Corregedoria do Sistema de Segurança realiza ação educativa ao cidadão


08.04.11 - MANAUS

Quinhentas cartilhas com orientações ao cidadão de como proceder em situações de desvio de conduta de servidores foram distribuídas, nesta sexta-feira (8), a usuários do Departamento Estadual de Trânsito (Detran/AM). A iniciativa, coordenada pela Corregedoria Geral do Sistema de Segurança Pública do Estado, visa divulgar deveres dos servidores e direitos dos cidadãos que são atendidos pelo Detran/AM e demais órgãos do sistema, como as Polícias Civil e Militar e o Corpo de Bombeiros.

A Corregedoria é órgão estadual responsável pelo controle e fiscalização das atividades funcionais e da conduta disciplinar dos órgãos do Sistema de Segurança. De acordo com Cíntia Pinheiro dos Santos, corregedora auxiliar do Detran/AM, a cartilha também será distribuída nos Prontos Atendimentos aos Cidadãos (PACs) da cidade que ofereçam serviços do órgão. “O servidor tem que servir e servir bem. Esta é umas das atividades que nós vamos começar a realizar, vamos para os PACs, que ofereçam serviços do Detran, para orientar o cidadão como e quando ele deve procurar a Corregedoria”, afirmou.

De acordo com a cartilha, o cidadão pode procurar a Corregedoria Geral quando for vítima ou testemunha de qualquer situação de abuso ou crime que tenha envolvimento de servidor do Sistema de Segurança Pública do Estado. As denúncias podem ser feitas pessoalmente na Corregedoria, na Avenida Torquato Tapajós, nº 5555, Flores, ou pelo telefone 3216-3775, que atende 24 horas.
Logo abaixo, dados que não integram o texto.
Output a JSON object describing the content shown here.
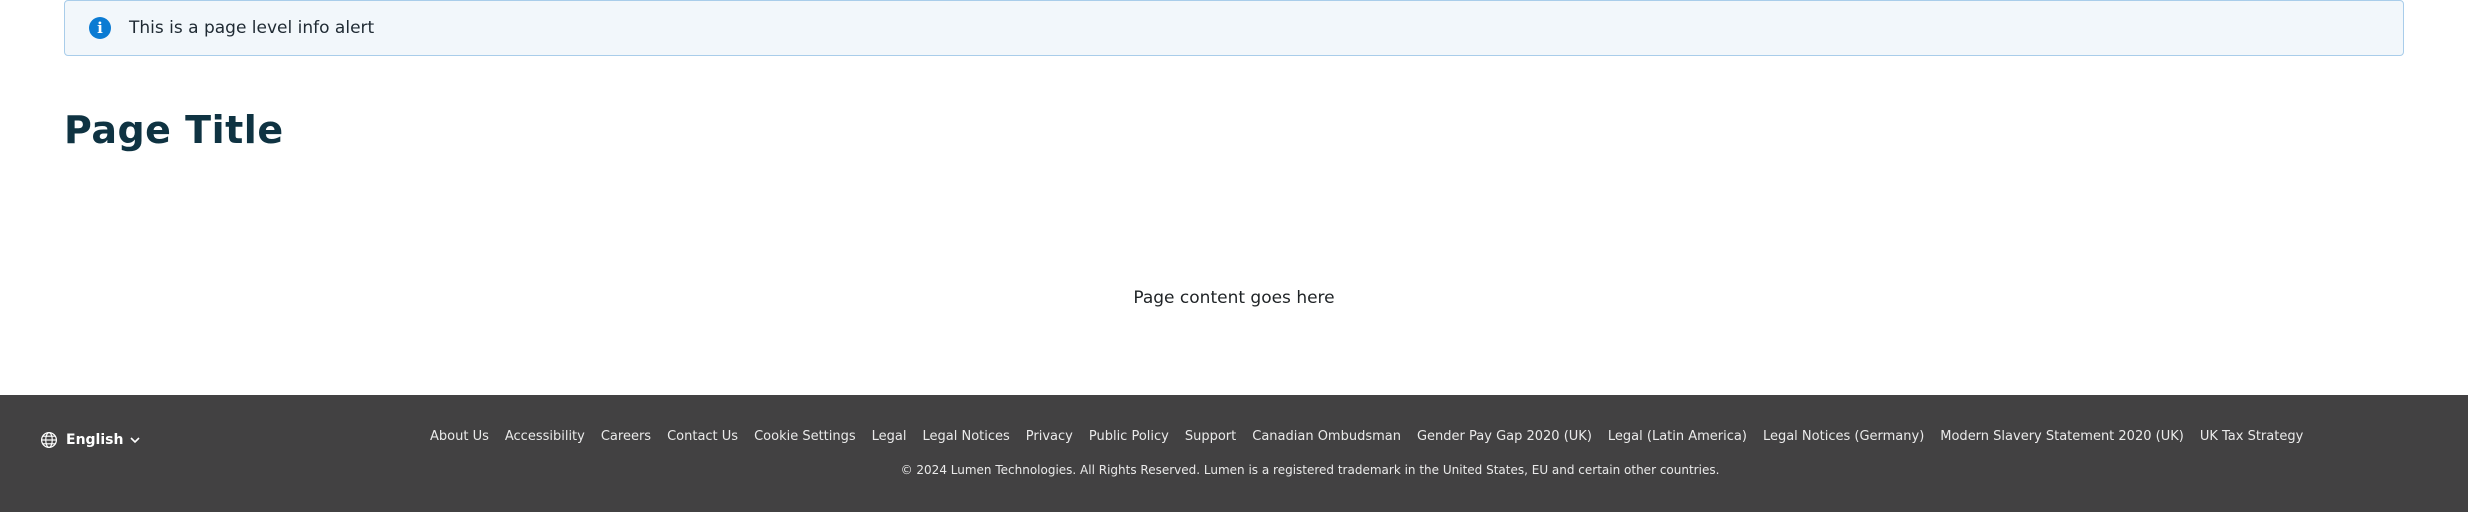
{
  "alert": {
    "icon": "info-icon",
    "text": "This is a page level info alert"
  },
  "page": {
    "title": "Page Title",
    "content": "Page content goes here"
  },
  "footer": {
    "language": {
      "icon": "globe-icon",
      "label": "English",
      "chevron": "chevron-down-icon"
    },
    "links": [
      "About Us",
      "Accessibility",
      "Careers",
      "Contact Us",
      "Cookie Settings",
      "Legal",
      "Legal Notices",
      "Privacy",
      "Public Policy",
      "Support",
      "Canadian Ombudsman",
      "Gender Pay Gap 2020 (UK)",
      "Legal (Latin America)",
      "Legal Notices (Germany)",
      "Modern Slavery Statement 2020 (UK)",
      "UK Tax Strategy"
    ],
    "copyright": "© 2024 Lumen Technologies. All Rights Reserved. Lumen is a registered trademark in the United States, EU and certain other countries."
  },
  "colors": {
    "alert_bg": "#f2f7fb",
    "alert_border": "#a9cdea",
    "info_blue": "#0b7bd3",
    "title": "#0f3342",
    "footer_bg": "#424142"
  }
}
Cíntia afirmou, ainda, que os servidores dos órgãos estaduais são preparados para atender o cidadão da forma mais eficiente e cordial. Proteger vidas e bens; Preservar a ordem, repelindo a violência; e Ser inflexível, porém justo, são alguns dos deveres do servidores do sistema listados na cartilha.

Conforme orientações do material informativo, o cidadão deve ficar calmo e não correr, deixar as mãos visíveis e não realizar movimentos bruscos em abordagens policiais. O cidadão tem o direito de saber a identidade do policial e ser revistado apenas por policiais do mesmo sexo, explica a cartilha.

O funcionário público, Leonardo Henrique, 25 anos, acredita que a iniciativa vai dar segurança à população na hora de reivindicar direitos. “Muitas vezes as pessoas não sabem para onde recorrer e agora, com essa cartilha, sabemos nosso direitos, os deveres das pessoas que estão nos atendendo e isso nos dá garantias”, disse.

De acordo com corregedora Cíntia Pinheiro, o órgão trabalha para promover celeridade nas apurações, abolir práticas exacerbadas ou protecionistas, garantir o exercício da ampla defesa e do contraditório e preservar os direitos do servidor, na busca e responsabilidade da verdade real dos fatos com vistas a ampliar a objetividade do Inquérito Policial.